4. What do you enjoy most about being involved in the bridging finance business?
I enjoy the speed and range of opportunities to lend that it presents. I enjoy dealing with individuals who I believe have been let down by large aspects of the mainstream banking sector and helping them to fill that gap.
5. What did you want to be when you were a child?
A tennis player.
6. What do you dislike most about the finance industry?
I think the finance industry, in general, is very strong. I think the Bridging industry does have some weaknesses which I suspect the next downturn may rectify. We know of many lenders who record refinances of loans that have run past or are due to run past term as “new loans”.

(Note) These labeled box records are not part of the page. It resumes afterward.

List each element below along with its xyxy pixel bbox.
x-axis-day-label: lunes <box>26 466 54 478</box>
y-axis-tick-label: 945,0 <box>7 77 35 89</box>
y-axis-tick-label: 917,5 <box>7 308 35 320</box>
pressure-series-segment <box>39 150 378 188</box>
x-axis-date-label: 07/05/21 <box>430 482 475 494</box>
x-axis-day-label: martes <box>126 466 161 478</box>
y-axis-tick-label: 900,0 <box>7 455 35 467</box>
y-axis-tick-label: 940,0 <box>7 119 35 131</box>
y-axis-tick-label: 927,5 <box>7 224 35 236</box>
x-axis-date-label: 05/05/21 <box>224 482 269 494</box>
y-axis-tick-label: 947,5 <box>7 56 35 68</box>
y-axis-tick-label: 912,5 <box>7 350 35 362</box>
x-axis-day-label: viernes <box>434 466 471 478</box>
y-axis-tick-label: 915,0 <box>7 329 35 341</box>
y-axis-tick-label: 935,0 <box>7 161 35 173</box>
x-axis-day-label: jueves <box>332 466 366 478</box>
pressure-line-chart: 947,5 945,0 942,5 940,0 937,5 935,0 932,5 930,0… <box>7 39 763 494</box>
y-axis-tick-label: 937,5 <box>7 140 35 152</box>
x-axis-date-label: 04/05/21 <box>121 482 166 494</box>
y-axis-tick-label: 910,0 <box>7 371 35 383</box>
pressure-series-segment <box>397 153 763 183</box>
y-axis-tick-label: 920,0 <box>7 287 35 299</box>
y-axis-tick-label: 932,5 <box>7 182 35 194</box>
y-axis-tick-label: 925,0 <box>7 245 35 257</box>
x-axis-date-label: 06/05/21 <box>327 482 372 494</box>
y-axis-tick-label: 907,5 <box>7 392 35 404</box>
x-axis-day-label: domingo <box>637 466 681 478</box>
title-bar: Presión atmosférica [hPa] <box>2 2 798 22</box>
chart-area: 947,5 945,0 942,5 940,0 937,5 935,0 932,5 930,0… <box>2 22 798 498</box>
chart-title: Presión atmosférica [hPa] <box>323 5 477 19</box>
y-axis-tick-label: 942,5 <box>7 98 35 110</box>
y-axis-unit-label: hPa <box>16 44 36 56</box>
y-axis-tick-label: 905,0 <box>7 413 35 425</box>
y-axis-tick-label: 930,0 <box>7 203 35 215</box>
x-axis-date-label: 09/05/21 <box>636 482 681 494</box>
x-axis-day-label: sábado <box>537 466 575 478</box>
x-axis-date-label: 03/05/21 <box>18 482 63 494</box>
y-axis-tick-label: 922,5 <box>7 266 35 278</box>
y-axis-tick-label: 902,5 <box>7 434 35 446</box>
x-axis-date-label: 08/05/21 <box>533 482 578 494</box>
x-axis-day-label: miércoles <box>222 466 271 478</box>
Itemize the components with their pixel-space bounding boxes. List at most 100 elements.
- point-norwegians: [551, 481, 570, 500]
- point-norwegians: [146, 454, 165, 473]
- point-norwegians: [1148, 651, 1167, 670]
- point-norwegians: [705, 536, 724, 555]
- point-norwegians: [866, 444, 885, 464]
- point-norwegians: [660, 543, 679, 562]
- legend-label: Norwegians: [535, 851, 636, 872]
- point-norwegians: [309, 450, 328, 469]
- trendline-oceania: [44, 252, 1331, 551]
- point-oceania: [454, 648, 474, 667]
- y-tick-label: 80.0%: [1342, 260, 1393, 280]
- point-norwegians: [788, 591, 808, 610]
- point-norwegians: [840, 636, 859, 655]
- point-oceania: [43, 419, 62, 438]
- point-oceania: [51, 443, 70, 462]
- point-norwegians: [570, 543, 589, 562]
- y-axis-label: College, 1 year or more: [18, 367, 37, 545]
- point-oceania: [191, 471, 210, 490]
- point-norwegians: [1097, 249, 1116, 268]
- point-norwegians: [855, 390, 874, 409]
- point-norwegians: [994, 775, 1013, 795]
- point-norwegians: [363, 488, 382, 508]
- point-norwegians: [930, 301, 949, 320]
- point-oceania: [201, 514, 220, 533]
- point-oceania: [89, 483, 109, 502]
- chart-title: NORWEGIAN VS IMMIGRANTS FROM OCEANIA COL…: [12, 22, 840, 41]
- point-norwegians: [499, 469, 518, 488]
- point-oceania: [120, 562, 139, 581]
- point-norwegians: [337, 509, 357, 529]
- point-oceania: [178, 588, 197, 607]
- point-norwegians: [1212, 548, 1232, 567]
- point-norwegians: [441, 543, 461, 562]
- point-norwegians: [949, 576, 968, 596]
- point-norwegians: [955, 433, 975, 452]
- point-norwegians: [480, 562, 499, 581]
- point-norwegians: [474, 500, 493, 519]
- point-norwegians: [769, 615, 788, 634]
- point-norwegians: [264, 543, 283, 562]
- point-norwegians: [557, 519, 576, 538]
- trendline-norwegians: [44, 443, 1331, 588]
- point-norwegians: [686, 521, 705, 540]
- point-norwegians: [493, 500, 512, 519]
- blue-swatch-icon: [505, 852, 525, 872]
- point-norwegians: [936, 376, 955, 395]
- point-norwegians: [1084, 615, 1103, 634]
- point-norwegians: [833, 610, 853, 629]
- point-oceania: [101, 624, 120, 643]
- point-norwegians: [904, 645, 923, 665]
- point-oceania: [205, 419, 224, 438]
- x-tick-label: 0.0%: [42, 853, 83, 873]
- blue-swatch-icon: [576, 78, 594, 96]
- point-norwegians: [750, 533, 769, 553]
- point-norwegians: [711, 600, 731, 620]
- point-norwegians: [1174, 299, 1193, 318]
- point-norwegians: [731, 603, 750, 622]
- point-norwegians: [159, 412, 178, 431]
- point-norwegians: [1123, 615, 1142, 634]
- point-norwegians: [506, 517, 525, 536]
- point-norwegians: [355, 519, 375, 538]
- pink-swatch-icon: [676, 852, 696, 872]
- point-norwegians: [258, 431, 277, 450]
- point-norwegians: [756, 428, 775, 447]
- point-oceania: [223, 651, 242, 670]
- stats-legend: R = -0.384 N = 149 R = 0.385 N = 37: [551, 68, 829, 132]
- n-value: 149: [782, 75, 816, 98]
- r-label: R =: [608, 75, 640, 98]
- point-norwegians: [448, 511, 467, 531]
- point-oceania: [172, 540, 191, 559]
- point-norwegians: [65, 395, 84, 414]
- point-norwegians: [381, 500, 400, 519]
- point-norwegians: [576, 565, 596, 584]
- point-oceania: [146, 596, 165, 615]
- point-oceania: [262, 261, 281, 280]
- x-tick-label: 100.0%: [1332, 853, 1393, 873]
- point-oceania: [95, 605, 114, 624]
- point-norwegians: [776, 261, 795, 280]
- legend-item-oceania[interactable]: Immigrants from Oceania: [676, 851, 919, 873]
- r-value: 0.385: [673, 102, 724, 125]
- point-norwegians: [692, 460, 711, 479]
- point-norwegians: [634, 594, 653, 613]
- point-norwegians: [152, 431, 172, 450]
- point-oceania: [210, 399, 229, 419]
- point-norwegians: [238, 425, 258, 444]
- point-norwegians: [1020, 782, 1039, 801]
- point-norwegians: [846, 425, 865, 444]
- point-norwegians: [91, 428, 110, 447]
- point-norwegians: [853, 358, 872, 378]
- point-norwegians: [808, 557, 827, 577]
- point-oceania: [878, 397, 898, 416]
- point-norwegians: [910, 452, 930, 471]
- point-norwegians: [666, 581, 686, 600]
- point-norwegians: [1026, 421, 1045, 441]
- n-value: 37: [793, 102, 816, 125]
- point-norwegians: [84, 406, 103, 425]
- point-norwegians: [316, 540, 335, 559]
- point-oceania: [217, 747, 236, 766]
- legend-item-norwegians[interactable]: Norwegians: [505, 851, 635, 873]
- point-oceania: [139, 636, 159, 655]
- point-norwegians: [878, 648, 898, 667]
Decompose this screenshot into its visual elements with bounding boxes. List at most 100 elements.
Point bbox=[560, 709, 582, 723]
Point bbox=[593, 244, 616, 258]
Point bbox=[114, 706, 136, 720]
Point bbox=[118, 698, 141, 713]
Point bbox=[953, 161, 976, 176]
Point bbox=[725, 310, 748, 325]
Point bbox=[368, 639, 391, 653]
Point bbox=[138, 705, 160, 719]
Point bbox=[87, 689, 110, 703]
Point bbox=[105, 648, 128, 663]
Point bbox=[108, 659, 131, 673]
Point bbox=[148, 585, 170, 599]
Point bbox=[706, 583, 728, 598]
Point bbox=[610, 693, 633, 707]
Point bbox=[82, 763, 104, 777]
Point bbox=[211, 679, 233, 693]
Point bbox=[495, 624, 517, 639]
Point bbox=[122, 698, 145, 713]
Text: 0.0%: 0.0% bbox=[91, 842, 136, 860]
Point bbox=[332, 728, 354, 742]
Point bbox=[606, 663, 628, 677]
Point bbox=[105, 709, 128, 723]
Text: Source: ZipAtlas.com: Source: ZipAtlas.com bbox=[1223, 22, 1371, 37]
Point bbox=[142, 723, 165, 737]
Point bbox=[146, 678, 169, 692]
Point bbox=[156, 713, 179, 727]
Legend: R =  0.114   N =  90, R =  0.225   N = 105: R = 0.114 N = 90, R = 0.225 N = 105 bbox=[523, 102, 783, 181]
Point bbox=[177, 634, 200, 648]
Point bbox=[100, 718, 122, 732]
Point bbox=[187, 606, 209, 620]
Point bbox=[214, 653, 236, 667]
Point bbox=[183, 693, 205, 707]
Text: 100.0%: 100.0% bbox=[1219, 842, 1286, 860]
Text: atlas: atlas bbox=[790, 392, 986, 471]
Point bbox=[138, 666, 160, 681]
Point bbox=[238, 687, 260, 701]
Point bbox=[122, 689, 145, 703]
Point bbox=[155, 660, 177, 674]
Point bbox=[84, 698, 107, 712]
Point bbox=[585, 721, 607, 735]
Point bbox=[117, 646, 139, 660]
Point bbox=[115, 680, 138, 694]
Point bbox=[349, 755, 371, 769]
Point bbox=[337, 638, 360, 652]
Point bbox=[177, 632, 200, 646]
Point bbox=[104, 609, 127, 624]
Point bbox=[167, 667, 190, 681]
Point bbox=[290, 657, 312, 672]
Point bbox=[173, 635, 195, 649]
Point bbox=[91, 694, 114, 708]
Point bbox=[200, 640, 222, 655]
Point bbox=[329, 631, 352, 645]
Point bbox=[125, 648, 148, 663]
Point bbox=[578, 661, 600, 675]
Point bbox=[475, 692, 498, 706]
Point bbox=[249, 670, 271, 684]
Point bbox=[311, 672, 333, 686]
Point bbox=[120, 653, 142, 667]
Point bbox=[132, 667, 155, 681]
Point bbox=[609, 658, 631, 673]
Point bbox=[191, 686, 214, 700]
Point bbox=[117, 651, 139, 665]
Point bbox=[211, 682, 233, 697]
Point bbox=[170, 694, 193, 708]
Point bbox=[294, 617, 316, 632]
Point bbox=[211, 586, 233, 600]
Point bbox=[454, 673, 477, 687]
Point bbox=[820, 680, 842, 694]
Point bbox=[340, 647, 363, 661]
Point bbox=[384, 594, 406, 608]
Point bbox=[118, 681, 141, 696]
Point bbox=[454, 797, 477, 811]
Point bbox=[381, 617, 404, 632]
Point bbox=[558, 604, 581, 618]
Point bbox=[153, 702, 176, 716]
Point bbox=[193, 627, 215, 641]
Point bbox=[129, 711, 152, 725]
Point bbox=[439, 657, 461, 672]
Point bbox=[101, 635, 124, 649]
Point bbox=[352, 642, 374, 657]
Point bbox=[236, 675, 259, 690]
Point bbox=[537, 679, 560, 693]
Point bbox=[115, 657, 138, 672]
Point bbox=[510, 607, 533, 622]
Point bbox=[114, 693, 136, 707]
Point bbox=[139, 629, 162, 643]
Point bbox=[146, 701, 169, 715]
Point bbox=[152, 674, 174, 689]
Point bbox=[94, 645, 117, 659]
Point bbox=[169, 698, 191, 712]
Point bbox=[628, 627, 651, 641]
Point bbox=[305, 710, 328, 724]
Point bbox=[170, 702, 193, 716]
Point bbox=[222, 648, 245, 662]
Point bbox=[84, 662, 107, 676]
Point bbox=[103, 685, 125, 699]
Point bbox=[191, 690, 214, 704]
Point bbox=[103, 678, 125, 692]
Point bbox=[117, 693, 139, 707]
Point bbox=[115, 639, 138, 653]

This kind of misrepresentation contributes to the opinion the market is in much ruder health than I believe it truly is. I think the fee structure for brokers is unsustainable and needs to evolve as the sector matures. When you consider the fees charged in a Buy-to-Let (BTL) application compared to a residential mortgage application, there is a huge discrepancy which I expect will be addressed following the next market correction.
7. What developments do you see for the bridging finance industry over the next 10 years?
I think it will almost be a full cycle. Sadly, although many have seen the previous crash where leverage and risk contributed greatly to the downturn, I am seeing a lot of repeat behaviour (particularly in the bridging space).
We expect some lenders dependent on external capital to have exited the space within the next 24 months followed by a considerable consolidation. From there, I think the risk will return to the 2009/2010 approach meaning lenders using their own capital will continue to carry out thorough diligence. I expect the privately funded businesses who come out the other side to be stronger and more professional.
8. What has been your biggest business win in the finance industry so far?
We have never had any capital or interest impaired which is something we are very proud of (particularly when that statement applies to the last 6 years of actively lending in the space both with Novellus Bridging and previous businesses).
9. How do you see the buy to let market developing in the near future?
I think the sector is well-positioned with some very professional and experienced businesses competing. Pricing remains very keen and I think as a borrower, there is a huge amount of choice.
However, I think at a Macro level, it’s a very hard space to recommend investment in (as an owner). The impact of HMRC’s changes to the payment of Capital Gains Tax (CGT), mortgage relief (capped at basic taxpayer rate), the removal of 10% wear and tear allowance, coupled with the additional 3% Stamp Duty Land Tax (SDLT) on each purchase are putting huge downward pressure on value.
Despite obvious headwinds as a result of these changes, the sector is very well capitalised and continues to attract fresh resources. I would be concerned if the appetite were to fall off and would expect more bad news than good to be coming in the space in the next 12-24 months.
10. What three tips would you like to share with prospective bridging finance clients?
- Do your own research and don’t be afraid to call a lender directly to discuss your situation.
- Ensure your broker is taking the case to the whole market, ask them to confirm the percentage fee they are being paid for introducing the case.
Meet your prospective lender to understand them and their lending ethos. Bridging and Specialist lending is higher risk both in its nature and pricing and as such, there will be bumps in the road – you should treat your lender as a funding partner and try and identify someone experienced who has the ability and perhaps equally importantly, the mandate to be able to be flexible and work with you to overcome any hurdles during your loan. It is a trust and people business.
I would highly recommend only using a broker who you pay and all procurement fees are paid back to you/discounted off of your rate.